Graustark - Page 105/201

"What a whimsical little princess you must have been, weeping and pouting and going to sleep," he laughed. "And how sedate and wise you have become."

"Thank you. How very nice you are. I knave felt all along that some one would discern my effort to be dignified and sedate. They say I am wise and good and gracious, but that is to be expected. They said that of sovereigns as far back as the deluge, I've heard. Would you really like to see me in that old chair?" she asked.

"Ah, you are still a woman," he said, smiling at her pretty vanity. "Nothing could impress me more pleasantly."

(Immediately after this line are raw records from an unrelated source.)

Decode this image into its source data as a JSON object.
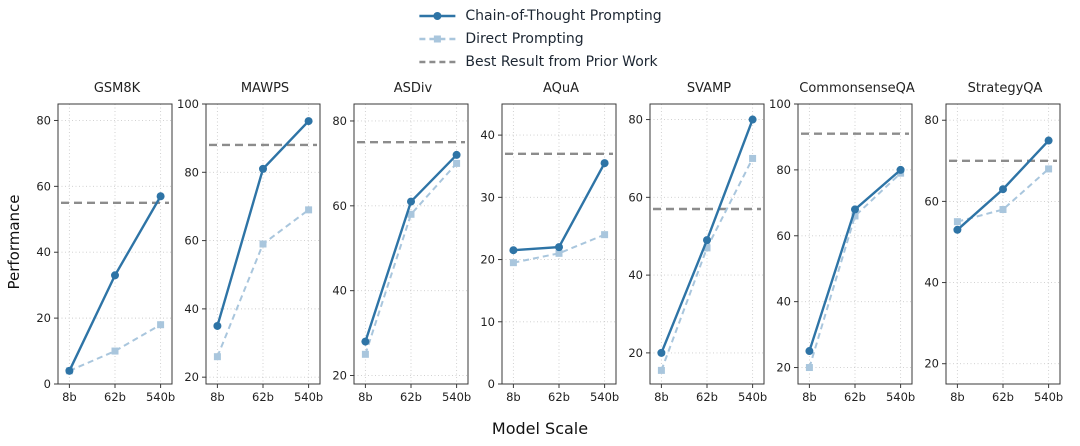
{
  "figure": {
    "ylabel": "Performance",
    "xlabel": "Model Scale"
  },
  "legend": {
    "items": [
      {
        "id": "cot",
        "label": "Chain-of-Thought Prompting",
        "style": "solid",
        "marker": "circle",
        "color": "#2e74a6"
      },
      {
        "id": "direct",
        "label": "Direct Prompting",
        "style": "dashed",
        "marker": "square",
        "color": "#a9c6dd"
      },
      {
        "id": "prior",
        "label": "Best Result from Prior Work",
        "style": "dashed",
        "marker": "none",
        "color": "#8c8c8c"
      }
    ]
  },
  "chart_data": {
    "type": "line",
    "x_categories": [
      "8b",
      "62b",
      "540b"
    ],
    "xlabel": "Model Scale",
    "ylabel": "Performance",
    "grid": true,
    "legend_position": "top-center",
    "series_names": [
      "Chain-of-Thought Prompting",
      "Direct Prompting"
    ],
    "reference_line_name": "Best Result from Prior Work",
    "panels": [
      {
        "title": "GSM8K",
        "ylim": [
          0,
          85
        ],
        "yticks": [
          0,
          20,
          40,
          60,
          80
        ],
        "cot": [
          4,
          33,
          57
        ],
        "direct": [
          4,
          10,
          18
        ],
        "prior_best": 55
      },
      {
        "title": "MAWPS",
        "ylim": [
          18,
          100
        ],
        "yticks": [
          20,
          40,
          60,
          80,
          100
        ],
        "cot": [
          35,
          81,
          95
        ],
        "direct": [
          26,
          59,
          69
        ],
        "prior_best": 88
      },
      {
        "title": "ASDiv",
        "ylim": [
          18,
          84
        ],
        "yticks": [
          20,
          40,
          60,
          80
        ],
        "cot": [
          28,
          61,
          72
        ],
        "direct": [
          25,
          58,
          70
        ],
        "prior_best": 75
      },
      {
        "title": "AQuA",
        "ylim": [
          0,
          45
        ],
        "yticks": [
          0,
          10,
          20,
          30,
          40
        ],
        "cot": [
          21.5,
          22,
          35.5
        ],
        "direct": [
          19.5,
          21,
          24
        ],
        "prior_best": 37
      },
      {
        "title": "SVAMP",
        "ylim": [
          12,
          84
        ],
        "yticks": [
          20,
          40,
          60,
          80
        ],
        "cot": [
          20,
          49,
          80
        ],
        "direct": [
          15.5,
          47,
          70
        ],
        "prior_best": 57
      },
      {
        "title": "CommonsenseQA",
        "ylim": [
          15,
          100
        ],
        "yticks": [
          20,
          40,
          60,
          80,
          100
        ],
        "cot": [
          25,
          68,
          80
        ],
        "direct": [
          20,
          66,
          79
        ],
        "prior_best": 91
      },
      {
        "title": "StrategyQA",
        "ylim": [
          15,
          84
        ],
        "yticks": [
          20,
          40,
          60,
          80
        ],
        "cot": [
          53,
          63,
          75
        ],
        "direct": [
          55,
          58,
          68
        ],
        "prior_best": 70
      }
    ]
  }
}
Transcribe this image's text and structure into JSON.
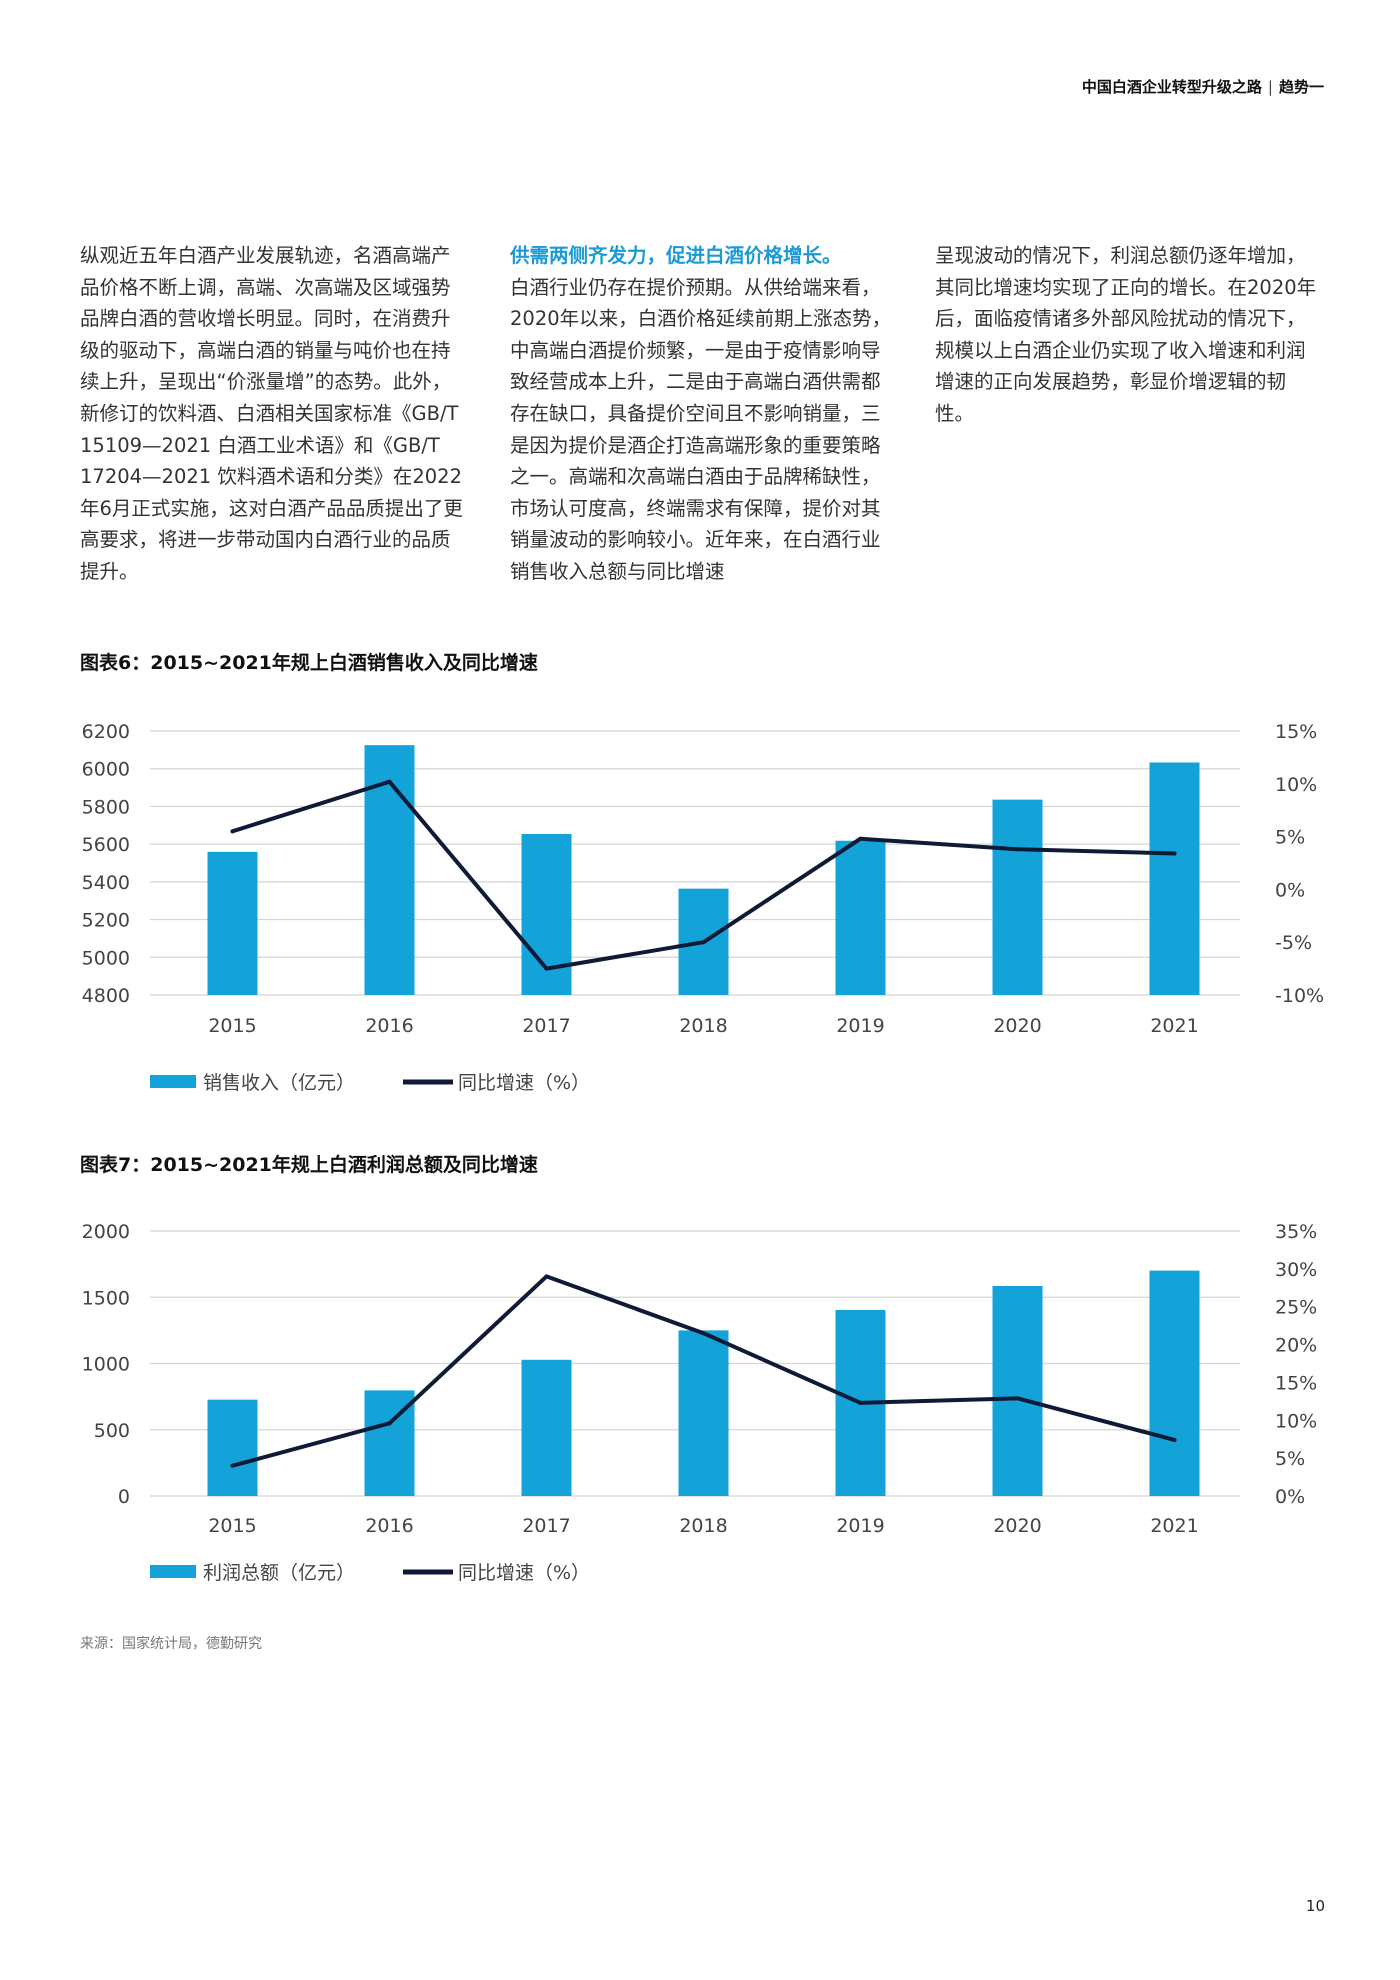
{
  "header": {
    "title": "中国白酒企业转型升级之路",
    "separator": "|",
    "section": "趋势一"
  },
  "body": {
    "col1": "纵观近五年白酒产业发展轨迹，名酒高端产品价格不断上调，高端、次高端及区域强势品牌白酒的营收增长明显。同时，在消费升级的驱动下，高端白酒的销量与吨价也在持续上升，呈现出“价涨量增”的态势。此外，新修订的饮料酒、白酒相关国家标准《GB/T 15109—2021 白酒工业术语》和《GB/T 17204—2021 饮料酒术语和分类》在2022年6月正式实施，这对白酒产品品质提出了更高要求，将进一步带动国内白酒行业的品质提升。",
    "col2_lead": "供需两侧齐发力，促进白酒价格增长。",
    "col2": "白酒行业仍存在提价预期。从供给端来看，2020年以来，白酒价格延续前期上涨态势，中高端白酒提价频繁，一是由于疫情影响导致经营成本上升，二是由于高端白酒供需都存在缺口，具备提价空间且不影响销量，三是因为提价是酒企打造高端形象的重要策略之一。高端和次高端白酒由于品牌稀缺性，市场认可度高，终端需求有保障，提价对其销量波动的影响较小。近年来，在白酒行业销售收入总额与同比增速",
    "col3": "呈现波动的情况下，利润总额仍逐年增加，其同比增速均实现了正向的增长。在2020年后，面临疫情诸多外部风险扰动的情况下，规模以上白酒企业仍实现了收入增速和利润增速的正向发展趋势，彰显价增逻辑的韧性。"
  },
  "figures": {
    "fig6_title": "图表6：2015~2021年规上白酒销售收入及同比增速",
    "fig7_title": "图表7：2015~2021年规上白酒利润总额及同比增速"
  },
  "chart_data": [
    {
      "type": "bar",
      "title": "图表6：2015~2021年规上白酒销售收入及同比增速",
      "categories": [
        "2015",
        "2016",
        "2017",
        "2018",
        "2019",
        "2020",
        "2021"
      ],
      "series": [
        {
          "name": "销售收入（亿元）",
          "type": "bar",
          "axis": "left",
          "values": [
            5559,
            6125,
            5654,
            5364,
            5618,
            5836,
            6033
          ]
        },
        {
          "name": "同比增速（%）",
          "type": "line",
          "axis": "right",
          "values": [
            5.5,
            10.2,
            -7.5,
            -5.0,
            4.8,
            3.8,
            3.4
          ]
        }
      ],
      "y_left": {
        "min": 4800,
        "max": 6200,
        "ticks": [
          "6200",
          "6000",
          "5800",
          "5600",
          "5400",
          "5200",
          "5000",
          "4800"
        ]
      },
      "y_right": {
        "min": -10,
        "max": 15,
        "ticks": [
          "15%",
          "10%",
          "5%",
          "0%",
          "-5%",
          "-10%"
        ]
      },
      "grid": true,
      "legend": "bottom-left",
      "colors": {
        "bar": "#13a3d8",
        "line": "#0f1a36"
      }
    },
    {
      "type": "bar",
      "title": "图表7：2015~2021年规上白酒利润总额及同比增速",
      "categories": [
        "2015",
        "2016",
        "2017",
        "2018",
        "2019",
        "2020",
        "2021"
      ],
      "series": [
        {
          "name": "利润总额（亿元）",
          "type": "bar",
          "axis": "left",
          "values": [
            727,
            797,
            1028,
            1250,
            1404,
            1585,
            1701
          ]
        },
        {
          "name": "同比增速（%）",
          "type": "line",
          "axis": "right",
          "values": [
            4.0,
            9.6,
            29.0,
            21.5,
            12.3,
            12.9,
            7.4
          ]
        }
      ],
      "y_left": {
        "min": 0,
        "max": 2000,
        "ticks": [
          "2000",
          "1500",
          "1000",
          "500",
          "0"
        ]
      },
      "y_right": {
        "min": 0,
        "max": 35,
        "ticks": [
          "35%",
          "30%",
          "25%",
          "20%",
          "15%",
          "10%",
          "5%",
          "0%"
        ]
      },
      "grid": true,
      "legend": "bottom-left",
      "colors": {
        "bar": "#13a3d8",
        "line": "#0f1a36"
      }
    }
  ],
  "footer": {
    "source": "来源：国家统计局，德勤研究",
    "page_number": "10"
  }
}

She stepped carelessly and impulsively upon the royal platform, leaned against the arm of the throne, and with the charming blush of consciousness turned to him with the quickness of a guilty conscience, eager to hear his praise but fearful lest he secretly condemned her conceit. His eyes were burning with the admiration that knows no defining, and his breath came quick and sharp through parted lips. He involuntarily placed a foot upon the bottom step as if to spring to her side.

"You must not come up here!" she cried, shrinking back, her hands extended in fluttering remonstrance. "I cannot permit that, at all!"

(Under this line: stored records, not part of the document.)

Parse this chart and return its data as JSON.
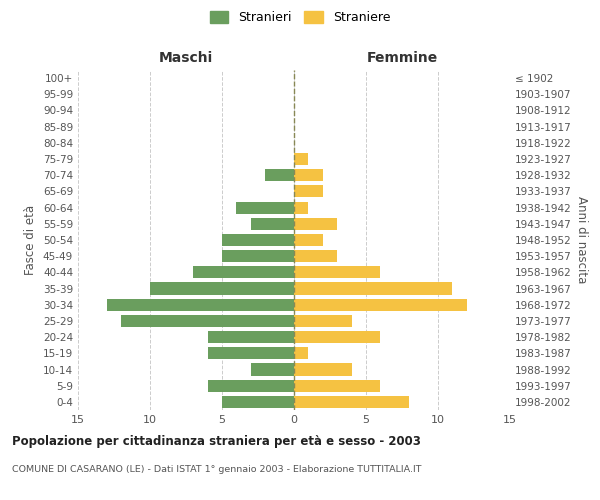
{
  "age_groups": [
    "0-4",
    "5-9",
    "10-14",
    "15-19",
    "20-24",
    "25-29",
    "30-34",
    "35-39",
    "40-44",
    "45-49",
    "50-54",
    "55-59",
    "60-64",
    "65-69",
    "70-74",
    "75-79",
    "80-84",
    "85-89",
    "90-94",
    "95-99",
    "100+"
  ],
  "birth_years": [
    "1998-2002",
    "1993-1997",
    "1988-1992",
    "1983-1987",
    "1978-1982",
    "1973-1977",
    "1968-1972",
    "1963-1967",
    "1958-1962",
    "1953-1957",
    "1948-1952",
    "1943-1947",
    "1938-1942",
    "1933-1937",
    "1928-1932",
    "1923-1927",
    "1918-1922",
    "1913-1917",
    "1908-1912",
    "1903-1907",
    "≤ 1902"
  ],
  "males": [
    5,
    6,
    3,
    6,
    6,
    12,
    13,
    10,
    7,
    5,
    5,
    3,
    4,
    0,
    2,
    0,
    0,
    0,
    0,
    0,
    0
  ],
  "females": [
    8,
    6,
    4,
    1,
    6,
    4,
    12,
    11,
    6,
    3,
    2,
    3,
    1,
    2,
    2,
    1,
    0,
    0,
    0,
    0,
    0
  ],
  "male_color": "#6a9e5e",
  "female_color": "#f5c242",
  "background_color": "#ffffff",
  "grid_color": "#cccccc",
  "title": "Popolazione per cittadinanza straniera per età e sesso - 2003",
  "subtitle": "COMUNE DI CASARANO (LE) - Dati ISTAT 1° gennaio 2003 - Elaborazione TUTTITALIA.IT",
  "xlabel_left": "Maschi",
  "xlabel_right": "Femmine",
  "ylabel_left": "Fasce di età",
  "ylabel_right": "Anni di nascita",
  "legend_male": "Stranieri",
  "legend_female": "Straniere",
  "xlim": 15,
  "bar_height": 0.75
}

"I beg your pardon," he cried, "That is all the humble plebeian can say. That I may be more completely under this fairy spell, pray cast about yourself the robe of rank and take up the sceptre. Perhaps I may fall upon my face."

"And hurt your head all over again," she said, laughing nervously. She hesitated for a moment, a perplexed frown crossing her brow. Then she jerked a rich robe from the back of the throne and placed it about her shoulders as only a woman can. Taking up the scepter she stood before the great chair, and, with a smile on her lips, held it above his head, saying softly: "Graustark welcomes the American prince."

He sank to his knee before the real princess, kissed the hem of her robe and arose with face pallid. The chasm was now endless in its immensity. The princess gingerly seated herself on the throne, placed her elbow on the broad arm, her white chin in her hand, and tranquilly surveyed the voiceless American prince.

"You have not said, 'Thank you,'" she said, finally, her eyes wavering beneath his steady gaze.

"I am only thinking how easy it would be to cross the gulf that lies between us. With two movements of my body I can place it before you, with a third I can be sitting at your side. It is not so difficult after all," he said, hungrily eyeing the broad chair.